I've considered maintaining my own directory on my personal website (a one-way webring if you will), but always stopped because the sites I linked to either died, or were acquired and became something very different.




>Time is a flat circle, eh?

I prefer Mark Twain's “History never repeats itself, but it does often rhyme.”

It's pretty obvious that we have come to a stagnant period of online content and there's a desire to move past the glamour of the Instagram and political fights on Twitter and optimised for ad revenue videos on Youtube but I don't think that the personal websites are coming back.

Those were cool because only specific type of people were able to build websites, then the code free services for sharing content came along and everybody got online presence but because the medium is the message we are kind of getting tired of the message. There seems to be a search for a new medium. The time for the next verse feels around the corner but I don't think we have found it just yet!


It might just be observation bias but it seems to me that personal websites and blogs are coming back at least for the kinds of people that might have had one in the old web.
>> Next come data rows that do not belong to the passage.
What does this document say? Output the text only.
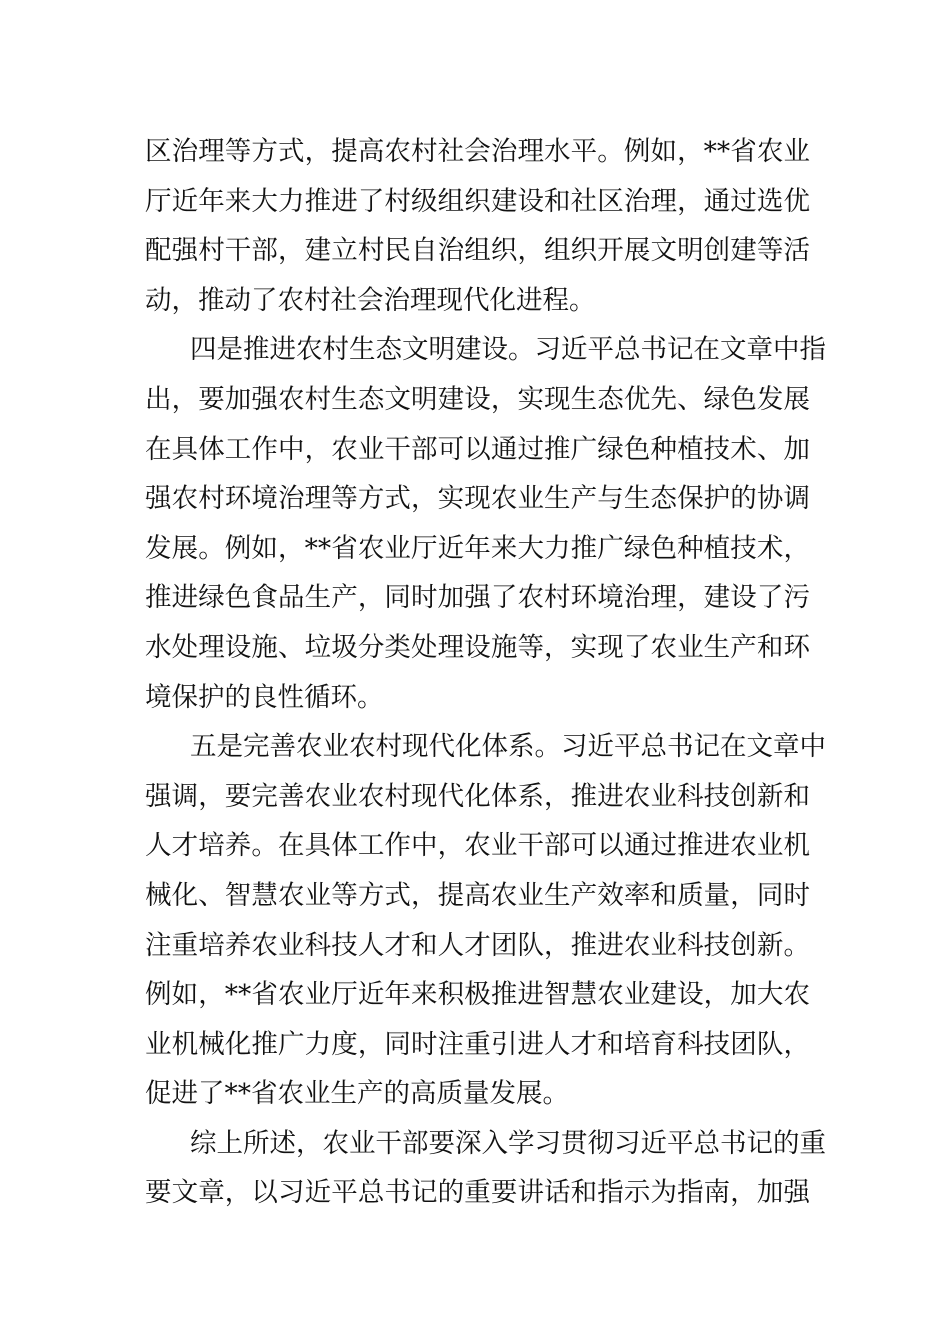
区治理等方式，提高农村社会治理水平。例如，**省农业
厅近年来大力推进了村级组织建设和社区治理，通过选优
配强村干部，建立村民自治组织，组织开展文明创建等活
动，推动了农村社会治理现代化进程。
四是推进农村生态文明建设。习近平总书记在文章中指
出，要加强农村生态文明建设，实现生态优先、绿色发展
在具体工作中，农业干部可以通过推广绿色种植技术、加
强农村环境治理等方式，实现农业生产与生态保护的协调
发展。例如，**省农业厅近年来大力推广绿色种植技术，
推进绿色食品生产，同时加强了农村环境治理，建设了污
水处理设施、垃圾分类处理设施等，实现了农业生产和环
境保护的良性循环。
五是完善农业农村现代化体系。习近平总书记在文章中
强调，要完善农业农村现代化体系，推进农业科技创新和
人才培养。在具体工作中，农业干部可以通过推进农业机
械化、智慧农业等方式，提高农业生产效率和质量，同时
注重培养农业科技人才和人才团队，推进农业科技创新。
例如，**省农业厅近年来积极推进智慧农业建设，加大农
业机械化推广力度，同时注重引进人才和培育科技团队，
促进了**省农业生产的高质量发展。
综上所述，农业干部要深入学习贯彻习近平总书记的重
要文章，以习近平总书记的重要讲话和指示为指南，加强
Perhaps the trend won't wash over the whole web but having a subculture that is at least as large as the old web would be great, no?


I prefer Mark Twain's

That has its own history

https://quoteinvestigator.com/2014/01/12/history-rhymes/


I prefer Slavoj Žižek’s “first time as a tragedy, second as a farce”.



In a fun essay named The Eighteenth Brumaire of Louis Napoleon, though apparently lifted by Marx from a letter to him by Engels:

https://en.m.wikipedia.org/wiki/The_Eighteenth_Brumaire_of_L...

So really it was Engels.


"First time is not first, second time is an inaccurate citation." Could we settle on this?


Isn't that more or less Stigler's Law of Eponymy?

[0] https://en.wikipedia.org/wiki/Stigler%27s_law_of_eponymy


That was someone else.


Maybe the first time. ;)


Well, we have awesome-* in GitHub now. Unfortunately RSS seems to still be hit-or-miss.


The issue is curation. Many awesome-* lists are just the kitchen sink, with no regard given to quality or stability.


Do you mind clarifying what you're referring to?



Regarding the lifetime of a site, it might be possible to submit requests to the Internet Archive or similar service whenever a site is added to a directory or a new post is found on it. That way too, it would be easier to see when a site is no longer active or when it turned into something else. Then, when it's deactivated, the web directory could just point to the archive first


We have lots of curated lists popping up. Pretty soon someone will make a search engine to search all the lists.


Why, a curated list of curated lists, of course.

I wonder how soon people will start to collaboratively train ML models for curation, by their acts if curation, much like spam filters are trained today.


Got any examples? Would be interesting to see what's out there...


A searchable list of lists, or SLL, you might say?


Are there any scripts or wordpress plugins that can build out much better directories like you describe?